Over in another classroom, nine-month pregnant Blessing Chukwuma started experiencing signs of labour a few days ago, but they seem to have stopped. “I no see am again,” she says in an uncertain voice that reflects the camp’s uncomfortable conditions, which I suspect are delaying her delivery.
The 23-year-old is meant to be attending a natal clinic here. But just as for Patience, that has been put on hold. Because the caregivers must come from outside, services are irregular – in fact, the exercise has taken place only once since the camp was established three weeks ago. Blessing will have to deliver her baby at Wurukum, but in the meantime, she faces the same challenges as the other mothers.
At home she can cook any time, but here she must be given food. She also lacks absolute control over her first daughter. Two-year-old Chika can be seen playing with the other kids. Her mum calls her to cover her naked little body with a dress, before she touches my iPad, saying "dada". The father Chika may be invoking is a commercial driver who has travelled to far away Jigawa State in northern Nigeria.
The family’s house, a few kilometres away, is still submerged. Blessing does not know when the water will dissipate or, for that matter, when she will return home.
Terumbur Alabar, the camp commandant drafted from the National Emergency Management Agency, tells me there are 501 families at the camp. The largest has 42 members. On top of this, there are reports of fake displaced persons – the hungry poor who come from regions far away from the disaster area to feed on food provided for the legitimately displaced.
Conditions like this are ripe for teenage pregnancies and sexually transmitted diseases. Victor Anyebe, a doctor heading the medical team, claims measures have been put in place to check this, though admits it is not going to be easy. “This is an emergency arrangement, but we hope parents will take care of their children,” he says.

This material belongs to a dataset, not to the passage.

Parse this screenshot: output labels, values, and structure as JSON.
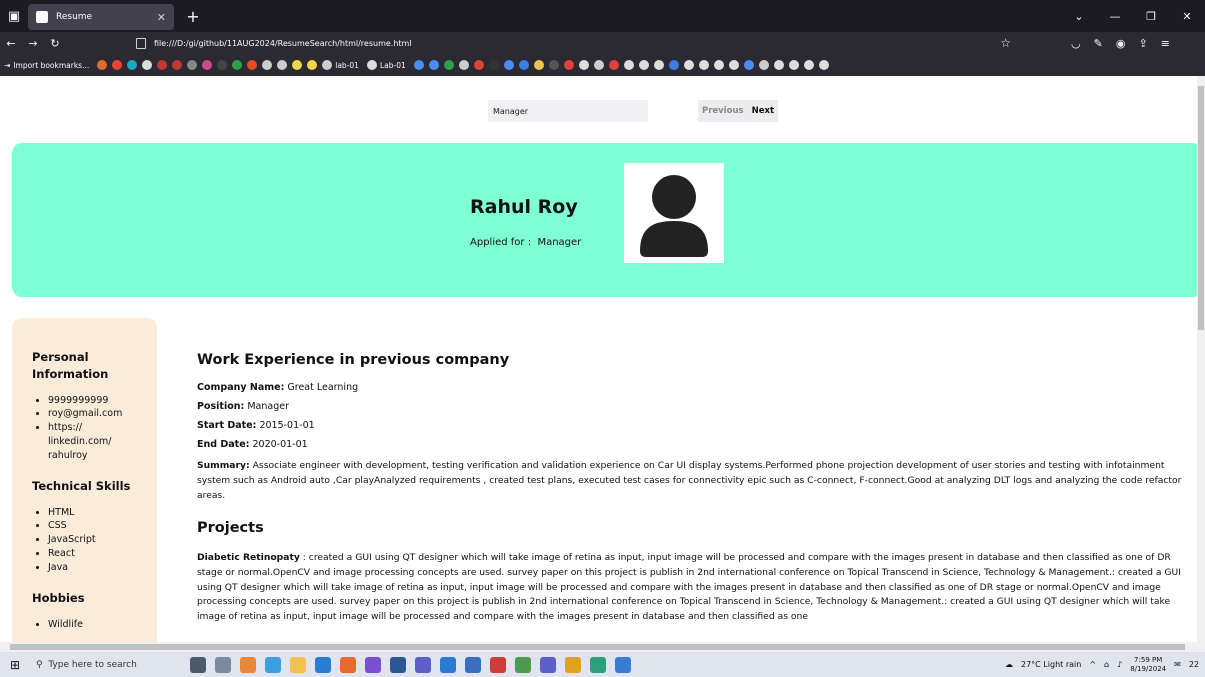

Then again, Ifeoma Ejike, a 25-five-year-old, also pregnant, suggests the camp lacks privacy. "It's not easy, I can't even touch my husband when everybody eye dey everywhere," she says. Ifeoma and her three-year-old daughter share their classroom with 12 other families.
In his speech marking Nigeria’s independence, President Goodluck Jonathan addressed the flood. “I want to reassure all affected Nigerians that I share in their grief,” he said. “The federal government has taken measures to assist the affected states, while considering long-term measures to check future reoccurrence.”
Such assistance has yet to be seen, though Benue State governor Gabriel Suswam says he is "in constant talks with Mr. President” and hopes the disaster will soon be over.
When I speak to Alabar, two days after Nigerian independence day, he tells me: "The fourth expectant mother started seeing signs of labour this afternoon." The commandant is referring to Blessing, but my call to the camp on Friday confirmed that she is still waiting.